Her colleague Linda Dounia Rebeiz, 27, also says that NFTs have changed her life: “When I discovered this technology a year and a half ago, I told myself that it was the best way to launch my career as an artist. » Not only does she now live from her work, but the reputation acquired online has opened the doors of the Cécile Fakhoury gallery, based in Dakar and Abidjan, with which a collaboration has been launched. “I feel like I’m much more respected since I’m an NFT artist”adds Delphine Diallo.
Not so easy, despite everything, to exist in the digital jungle. “It’s not easy to create a community and stay in the game, because things are changing very quickly”, recognizes Moroccan creator and artistic director Muhcine Ennou, who lives in Amsterdam.

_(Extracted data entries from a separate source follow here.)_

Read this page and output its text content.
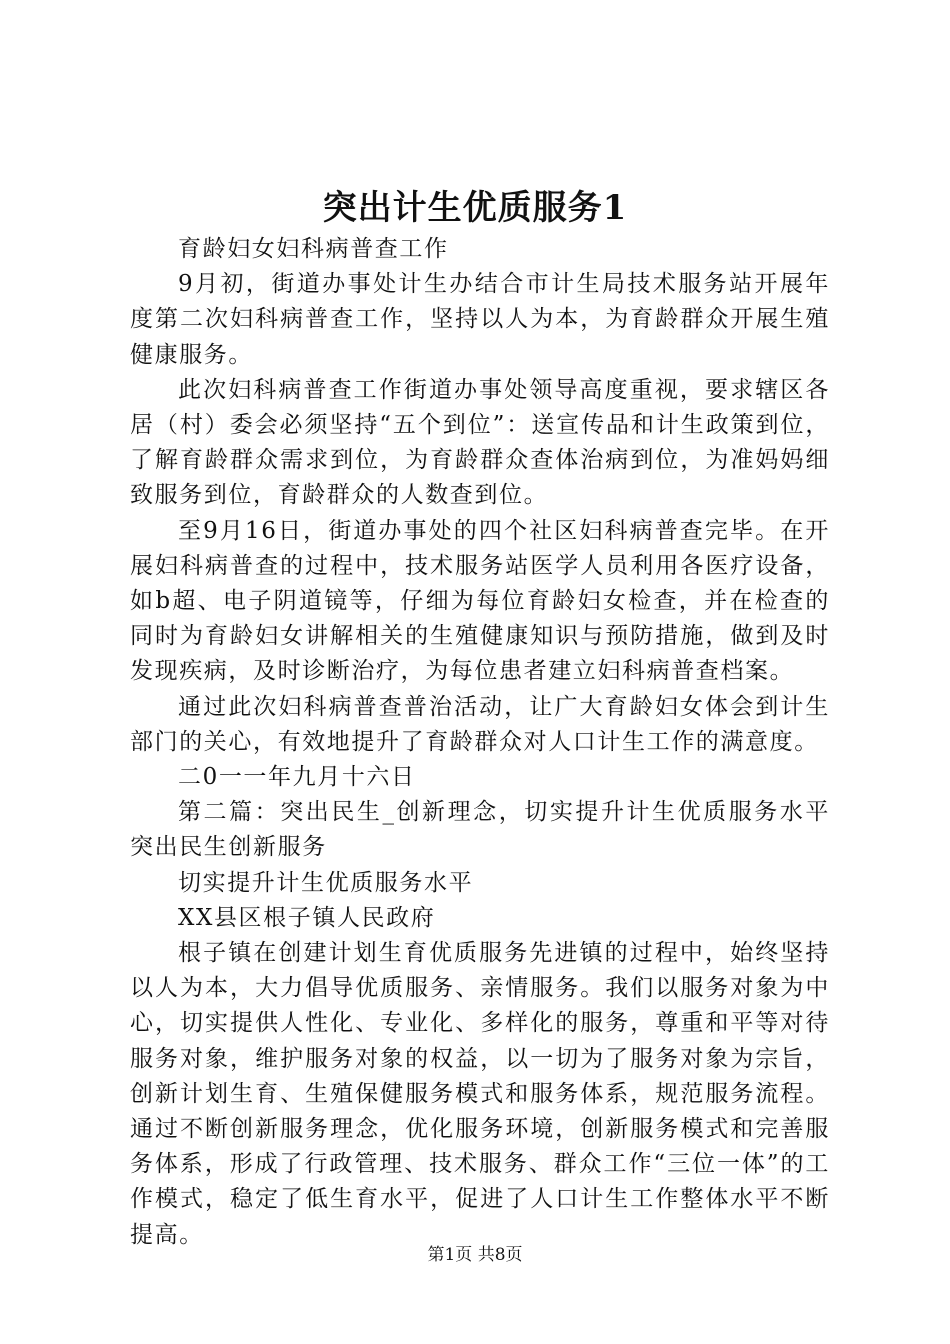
突出计生优质服务1

育龄妇女妇科病普查工作

9月初，街道办事处计生办结合市计生局技术服务站开展年度第二次妇科病普查工作，坚持以人为本，为育龄群众开展生殖健康服务。

此次妇科病普查工作街道办事处领导高度重视，要求辖区各居（村）委会必须坚持“五个到位”：送宣传品和计生政策到位，了解育龄群众需求到位，为育龄群众查体治病到位，为准妈妈细致服务到位，育龄群众的人数查到位。

至9月16日，街道办事处的四个社区妇科病普查完毕。在开展妇科病普查的过程中，技术服务站医学人员利用各医疗设备，如b超、电子阴道镜等，仔细为每位育龄妇女检查，并在检查的同时为育龄妇女讲解相关的生殖健康知识与预防措施，做到及时发现疾病，及时诊断治疗，为每位患者建立妇科病普查档案。

通过此次妇科病普查普治活动，让广大育龄妇女体会到计生部门的关心，有效地提升了育龄群众对人口计生工作的满意度。

二0一一年九月十六日

第二篇：突出民生_创新理念，切实提升计生优质服务水平突出民生创新服务

切实提升计生优质服务水平

XX县区根子镇人民政府

根子镇在创建计划生育优质服务先进镇的过程中，始终坚持以人为本，大力倡导优质服务、亲情服务。我们以服务对象为中心，切实提供人性化、专业化、多样化的服务，尊重和平等对待服务对象，维护服务对象的权益，以一切为了服务对象为宗旨，创新计划生育、生殖保健服务模式和服务体系，规范服务流程。通过不断创新服务理念，优化服务环境，创新服务模式和完善服务体系，形成了行政管理、技术服务、群众工作“三位一体”的工作模式，稳定了低生育水平，促进了人口计生工作整体水平不断提高。

第1页 共8页
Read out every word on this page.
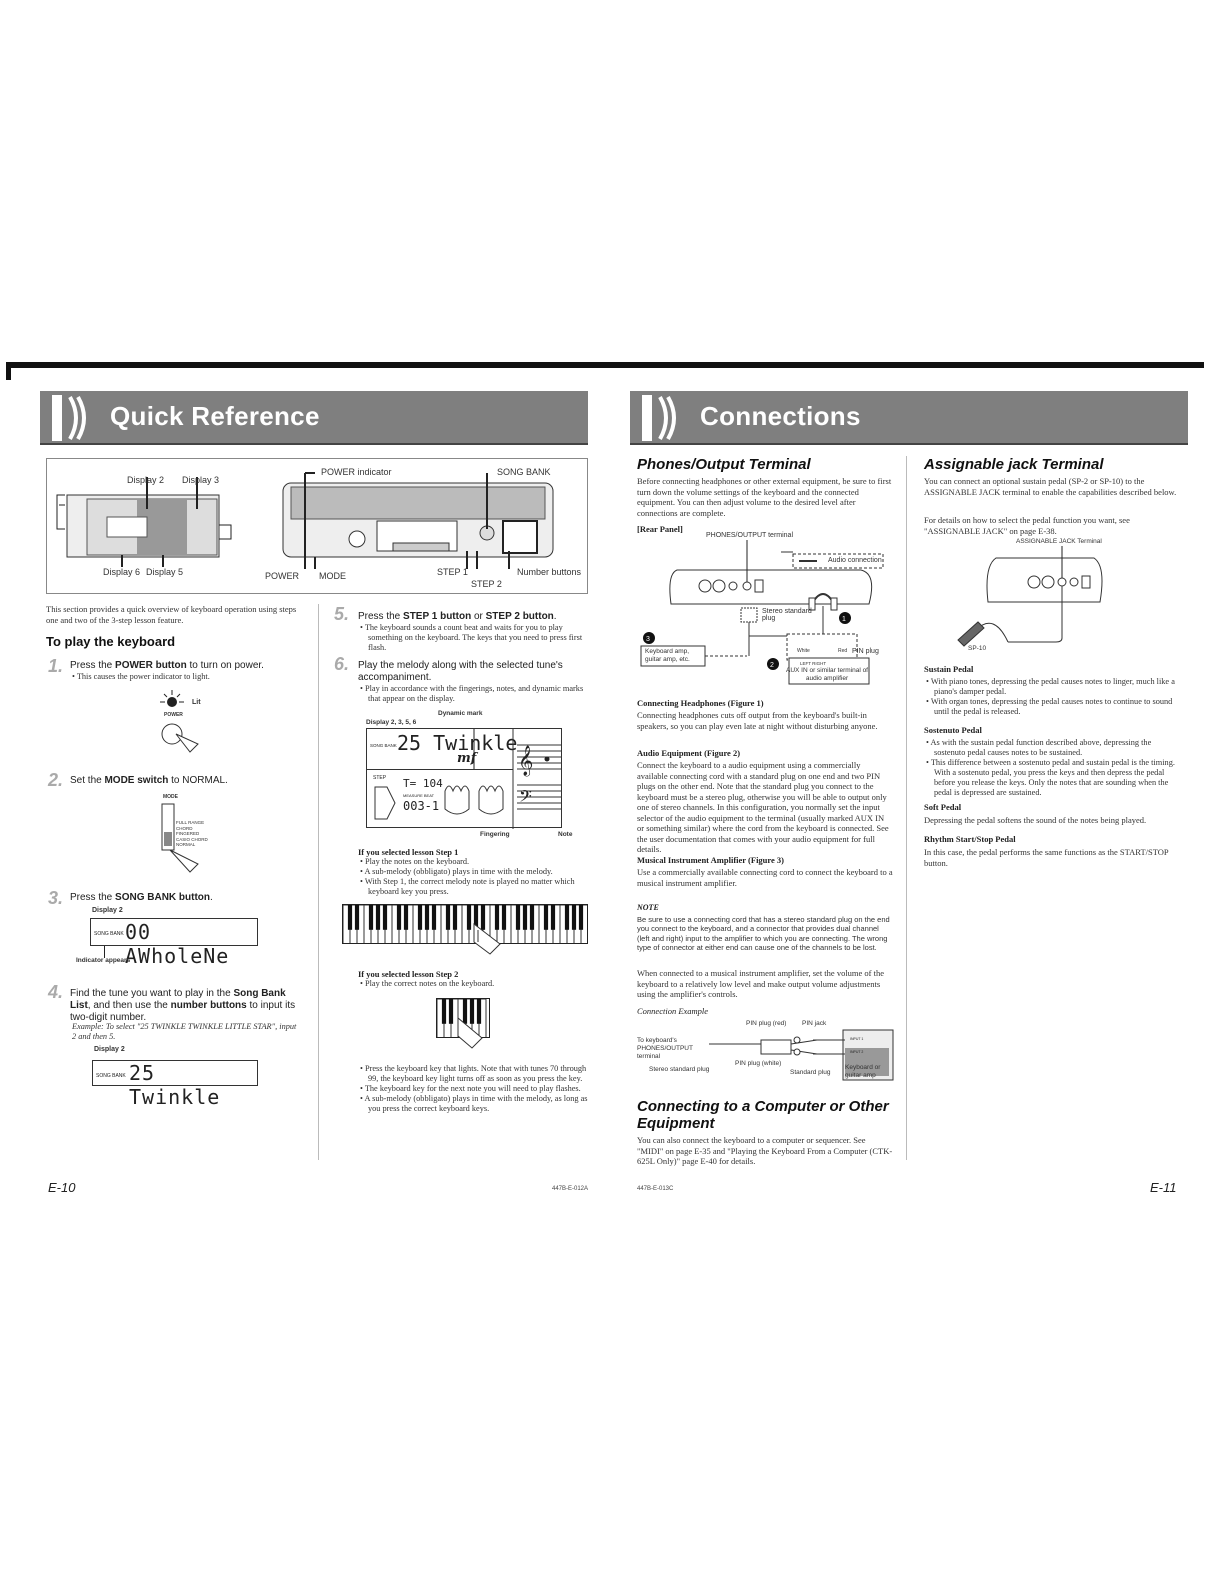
Quick Reference
Display 2 Display 3
Display 6 Display 5
POWER indicator	SONG BANK
POWER MODE	STEP 1
STEP 2
Number buttons
This section provides a quick overview of keyboard operation using steps one and two of the 3-step lesson feature.
To play the keyboard
1. Press the POWER button to turn on power.
• This causes the power indicator to light.
Lit
POWER
2. Set the MODE switch to NORMAL.
MODE
FULL RANGE
CHORD
FINGERED
CASIO CHORD
NORMAL
3. Press the SONG BANK button.
Display 2
SONG BANK 00 AWholeNe
Indicator appears
4. Find the tune you want to play in the Song Bank List, and then use the number buttons to input its two-digit number.
Example: To select "25 TWINKLE TWINKLE LITTLE STAR", input 2 and then 5.
Display 2
SONG BANK 25 Twinkle
5. Press the STEP 1 button or STEP 2 button.
• The keyboard sounds a count beat and waits for you to play something on the keyboard. The keys that you need to press first flash.
6. Play the melody along with the selected tune's accompaniment.
• Play in accordance with the fingerings, notes, and dynamic marks that appear on the display.
Dynamic mark
Display 2, 3, 5, 6
SONG BANK 25 Twinkle
mf
STEP T= 104
MEASURE BEAT
003-1
𝄞
𝄢
Fingering	Note
If you selected lesson Step 1
• Play the notes on the keyboard.
• A sub-melody (obbligato) plays in time with the melody.
• With Step 1, the correct melody note is played no matter which keyboard key you press.
If you selected lesson Step 2
• Play the correct notes on the keyboard.
• Press the keyboard key that lights. Note that with tunes 70 through 99, the keyboard key light turns off as soon as you press the key.
• The keyboard key for the next note you will need to play flashes.
• A sub-melody (obbligato) plays in time with the melody, as long as you press the correct keyboard keys.
E-10	447B-E-012A
Connections
Phones/Output Terminal
Before connecting headphones or other external equipment, be sure to first turn down the volume settings of the keyboard and the connected equipment. You can then adjust volume to the desired level after connections are complete.
[Rear Panel]
1
3
2
PHONES/OUTPUT terminal
Audio connection
Stereo standard plug
Keyboard amp, guitar amp, etc.
White	Red PIN plug
LEFT RIGHT
AUX IN or similar terminal of audio amplifier
Connecting Headphones (Figure 1)
Connecting headphones cuts off output from the keyboard's built-in speakers, so you can play even late at night without disturbing anyone.
Audio Equipment (Figure 2)
Connect the keyboard to a audio equipment using a commercially available connecting cord with a standard plug on one end and two PIN plugs on the other end. Note that the standard plug you connect to the keyboard must be a stereo plug, otherwise you will be able to output only one of stereo channels. In this configuration, you normally set the input selector of the audio equipment to the terminal (usually marked AUX IN or something similar) where the cord from the keyboard is connected. See the user documentation that comes with your audio equipment for full details.
Musical Instrument Amplifier (Figure 3)
Use a commercially available connecting cord to connect the keyboard to a musical instrument amplifier.
NOTE
Be sure to use a connecting cord that has a stereo standard plug on the end you connect to the keyboard, and a connector that provides dual channel (left and right) input to the amplifier to which you are connecting. The wrong type of connector at either end can cause one of the channels to be lost.
When connected to a musical instrument amplifier, set the volume of the keyboard to a relatively low level and make output volume adjustments using the amplifier's controls.
Connection Example
PIN plug (red) PIN jack
To keyboard's PHONES/OUTPUT terminal
Stereo standard plug
PIN plug (white)
Standard plug
Keyboard or guitar amp
INPUT 1
INPUT 2
Connecting to a Computer or Other Equipment
You can also connect the keyboard to a computer or sequencer. See "MIDI" on page E-35 and "Playing the Keyboard From a Computer (CTK-625L Only)" page E-40 for details.
Assignable jack Terminal
You can connect an optional sustain pedal (SP-2 or SP-10) to the ASSIGNABLE JACK terminal to enable the capabilities described below.
For details on how to select the pedal function you want, see "ASSIGNABLE JACK" on page E-38.
ASSIGNABLE JACK Terminal
SP-10
Sustain Pedal
• With piano tones, depressing the pedal causes notes to linger, much like a piano's damper pedal.
• With organ tones, depressing the pedal causes notes to continue to sound until the pedal is released.
Sostenuto Pedal
• As with the sustain pedal function described above, depressing the sostenuto pedal causes notes to be sustained.
• This difference between a sostenuto pedal and sustain pedal is the timing. With a sostenuto pedal, you press the keys and then depress the pedal before you release the keys. Only the notes that are sounding when the pedal is depressed are sustained.
Soft Pedal
Depressing the pedal softens the sound of the notes being played.
Rhythm Start/Stop Pedal
In this case, the pedal performs the same functions as the START/STOP button.
447B-E-013C	E-11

For Linda Dounia Rebeiz, salvation comes through the collective: “We have to work together, pool resources to have more strength and visibility as a group. » The young woman thus created Cyber Baat, a collective of artists of African origin grouped together in an autonomous organization decentralized on the blockchain.
Low quality of internet connections
But there are other more concrete obstacles to overcome, starting with the poor quality of Internet connections, weighed down by frequent power cuts in Africa. NFTs are not without environmental consequences either. The ecological cost of a single Ethereum transaction (the digital currency of reference for these tokens) is thus equivalent to the electricity consumption of a European for four days. To offset the carbon footprint of these energy-intensive tokens, the South African platform The Tree offers artists to collaborate with a Cape Town organization, Greenpop, to plant trees.
Another pitfall is African government policies on cryptocurrency, including in the countries most versed in digital assets. Despite Nigerians’ appetite for digital assets, the country’s central bank has been waging war on cryptocurrencies for several months. “It makes it difficult to convert my income into local currency”, laments Osinachi. In Tunisia, the purchase of cryptocurrencies is not prohibited. “But we don’t officially have the right to hold euros or dollars, the only currencies convertible into crypto”, recognizes Kenza Zouari. Despite these challenges and market yo-yos, she is sure: the NFT rush is not about to stop.
NFTs to decolonize artistic heritage
To neutralize the vengeful spirit of their defeated enemies, the Pende, a Bantu people of Central Africa, used to carve figurative wooden figures in their likeness. They had thus shaped a sculpture to enclose the spirit of Maximilien Balot, a Belgian officer killed during a revolt in the Congo in 1931.
The object is now at the Virginia Museum of Fine Arts in Richmond, United States, which, for the time being, has no intention of returning it. In the hope of bending it, a collective of Congolese artists, the Congolese Plantation Workers Art League (CATPC), produced an edition of 300 NFTs of this sculpture in February, much to the chagrin of the American museum, which believes that the action contravenes its open access image policy.
The Nigerian website Looty is part of the same approach by selling NFTs made from 3D scans of objects looted in Africa, present in the collections of major Western museums. Nearly a quarter of the proceeds will be used to finance scholarships for African artists under the age of 25. Next step for Looty: the construction of a virtual museum in the metaverse, an interactive virtual world, to house the repatriated objects.